4. La condition d'urgence à laquelle est subordonné le prononcé d'une mesure de suspension doit être regardée comme remplie lorsque la décision contestée préjudicie de manière suffisamment grave et immédiate à un intérêt public, à la situation du requérant ou aux intérêts qu'il entend défendre. Il appartient ainsi au juge des référés, saisi d'une demande tendant à la suspension d'une telle décision, d'apprécier concrètement, compte tenu des justifications fournies par le requérant, si les effets de celle-ci sur la situation de ce dernier ou le cas échéant, des personnes concernées, sont de nature à caractériser une urgence justifiant que, sans attendre le jugement de la requête au fond, l'exécution de la décision soit suspendue. Enfin, l'urgence doit être appréciée objectivement compte tenu de l'ensemble des circonstances de l'affaire.

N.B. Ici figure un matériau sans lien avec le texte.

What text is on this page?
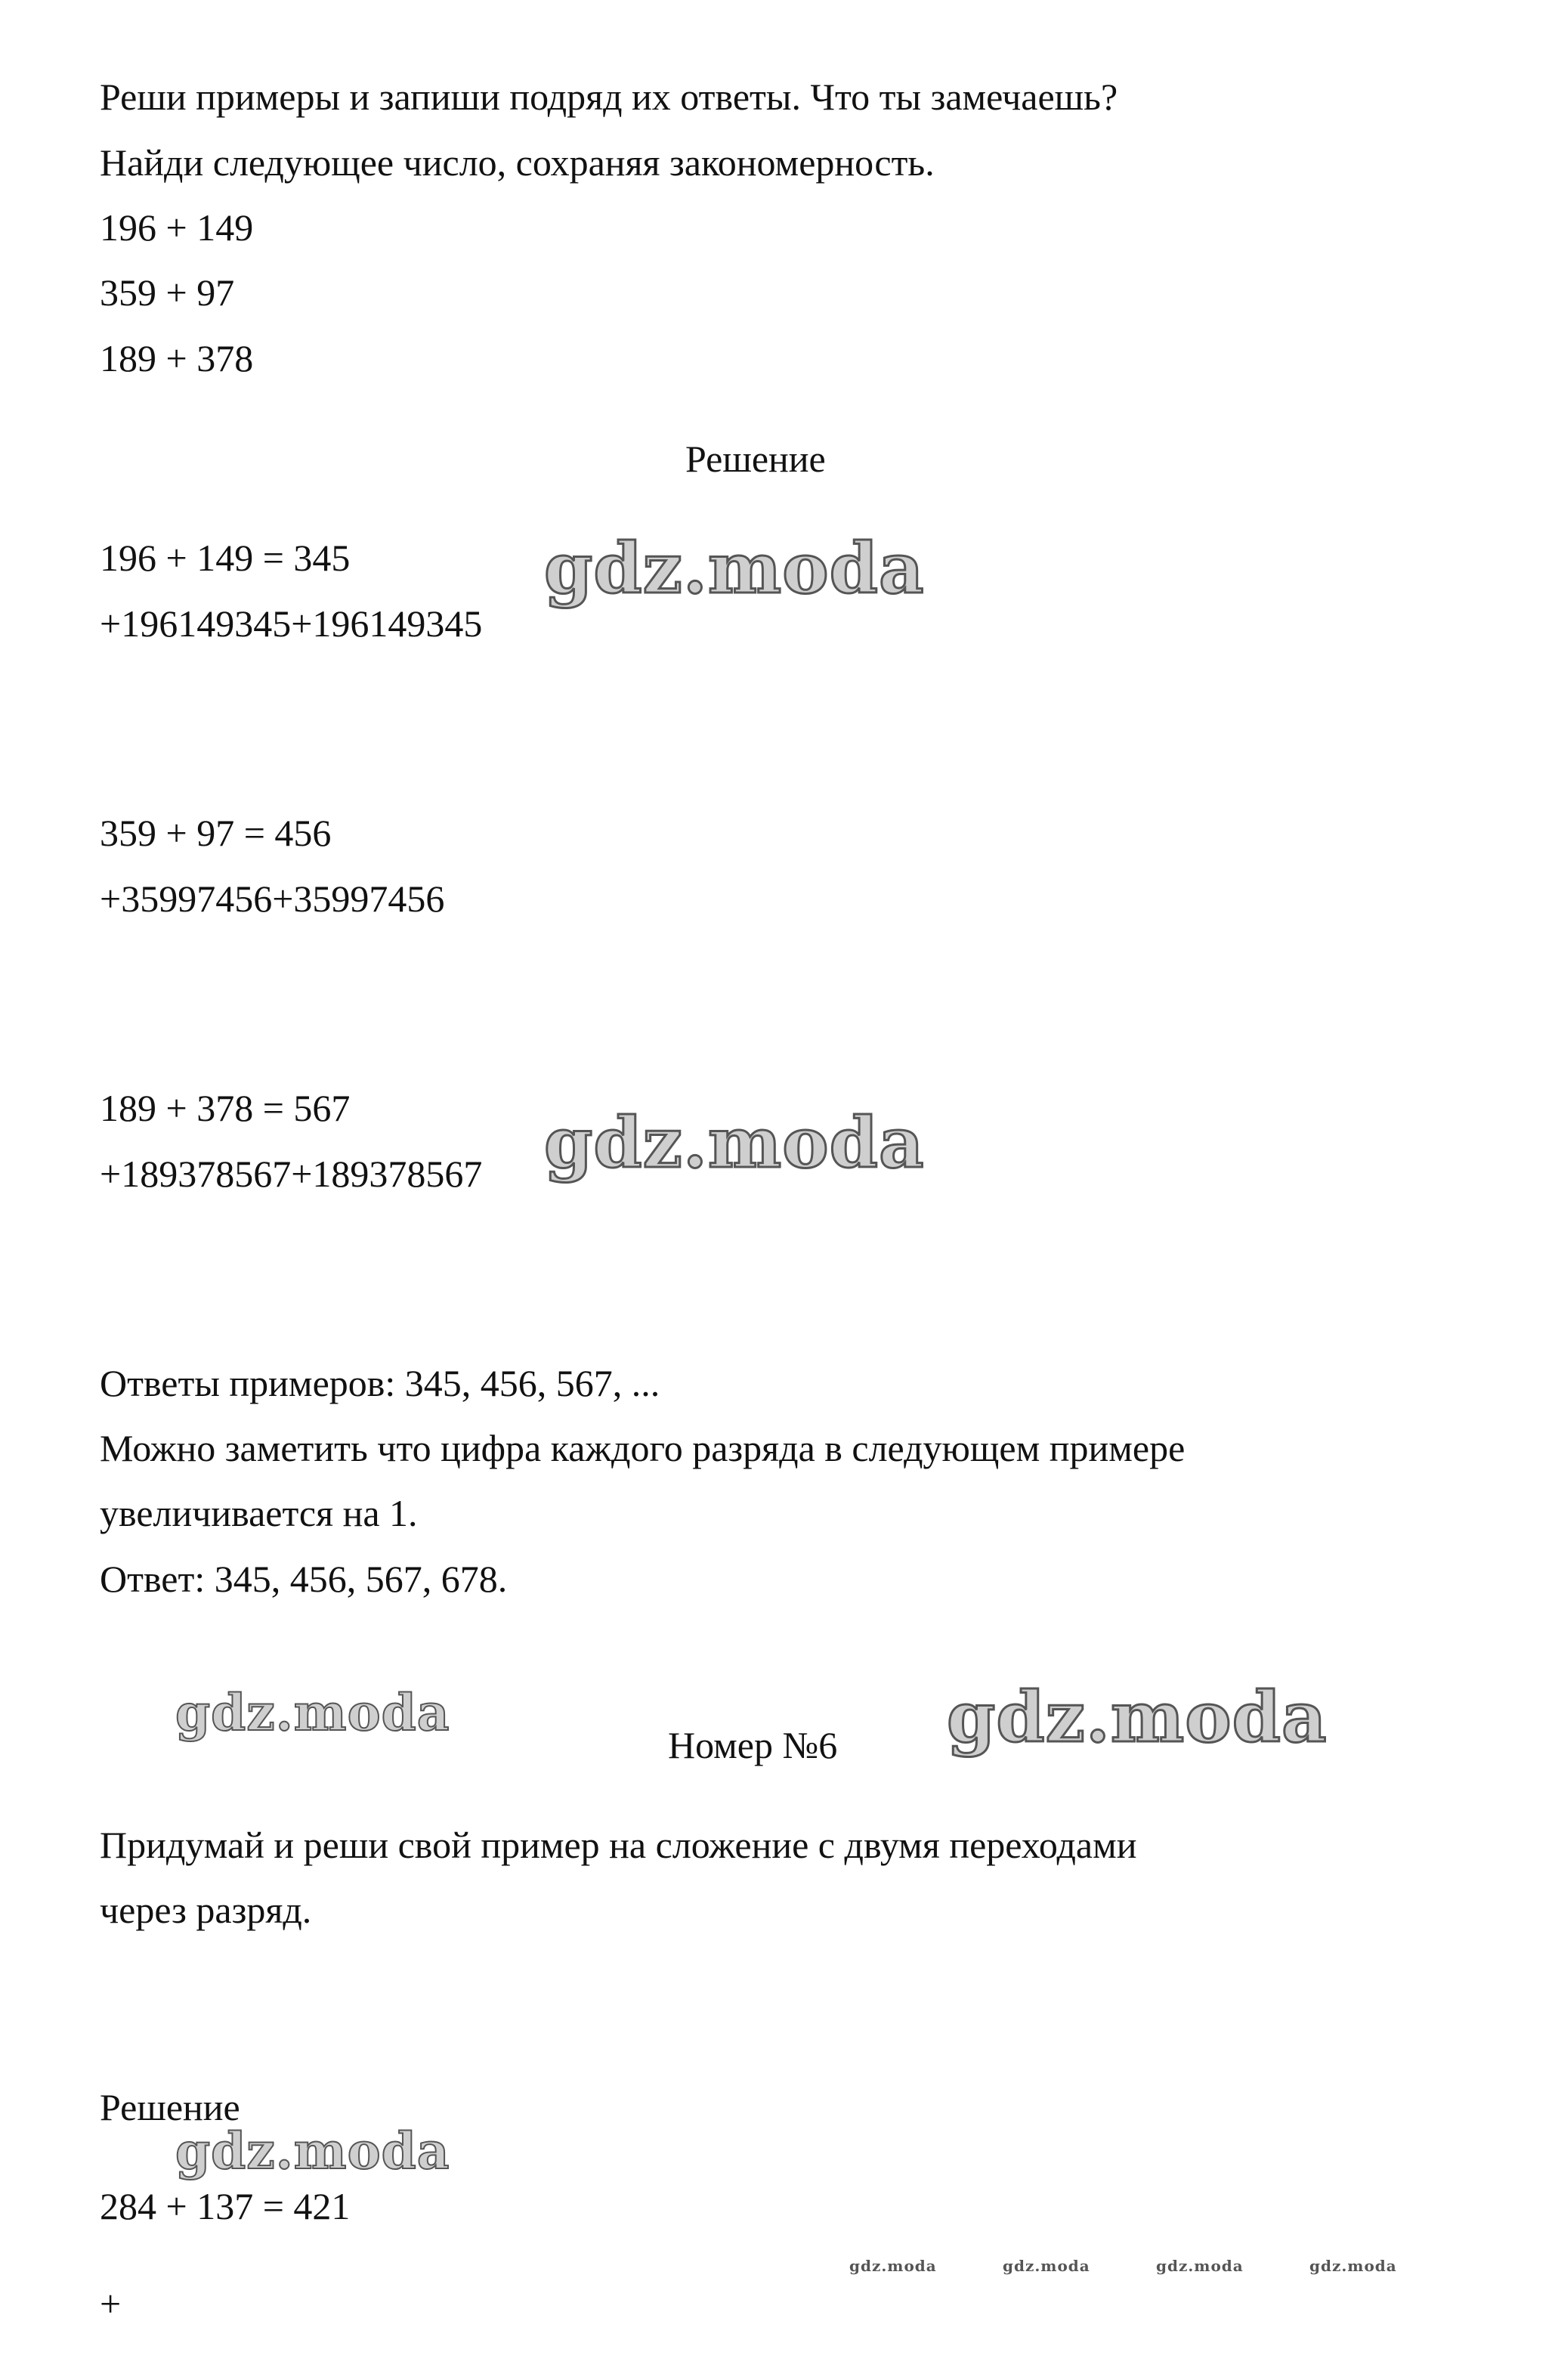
Реши примеры и запиши подряд их ответы. Что ты замечаешь?
Найди следующее число, сохраняя закономерность.
196 + 149
359 + 97
189 + 378
Решение
196 + 149 = 345
+196149345+196149345
359 + 97 = 456
+35997456+35997456
189 + 378 = 567
+189378567+189378567
Ответы примеров: 345, 456, 567, ...
Можно заметить что цифра каждого разряда в следующем примере
увеличивается на 1.
Ответ: 345, 456, 567, 678.
Номер №6
Придумай и реши свой пример на сложение с двумя переходами
через разряд.
Решение
284 + 137 = 421
+
gdz.moda
gdz.moda
gdz.moda	gdz.moda
gdz.moda
gdz.moda	gdz.moda	gdz.moda	gdz.moda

5. S'il n'est pas contesté que M. B ne dispose d'aucune ressource et n'a pas d'hébergement, le préfet de police soutient qu'il s'est lui-même placé dans la situation d'urgence qu'il invoque en ne respectant pas les exigences des autorités chargées de l'asile lors de l'exécution de son transfert le 28 octobre 2021 à destination de la Bulgarie, Etat membre responsable de l'examen de sa demande d'asile. Toutefois, il résulte de l'instruction que

M. B a présenté une nouvelle demande d'asile en France, enregistrée au guichet unique le 19 décembre 2022, placée en procédure accélérée. Dès lors, la circonstance que M. B n'a pas respecté ses obligations dans le cadre de la procédure Dublin antérieure est sans incidence sur la nouvelle procédure et il ne doit pas être regardé comme s'étant délibérément placé dans une situation d'urgence. Dans ces conditions, la décision attaquée qui refuse le rétablissement de ses conditions matérielles d'accueil préjudicie de manière suffisamment grave et immédiate à sa situation. Il résulte que ce qui précède que la condition d'urgence est remplie.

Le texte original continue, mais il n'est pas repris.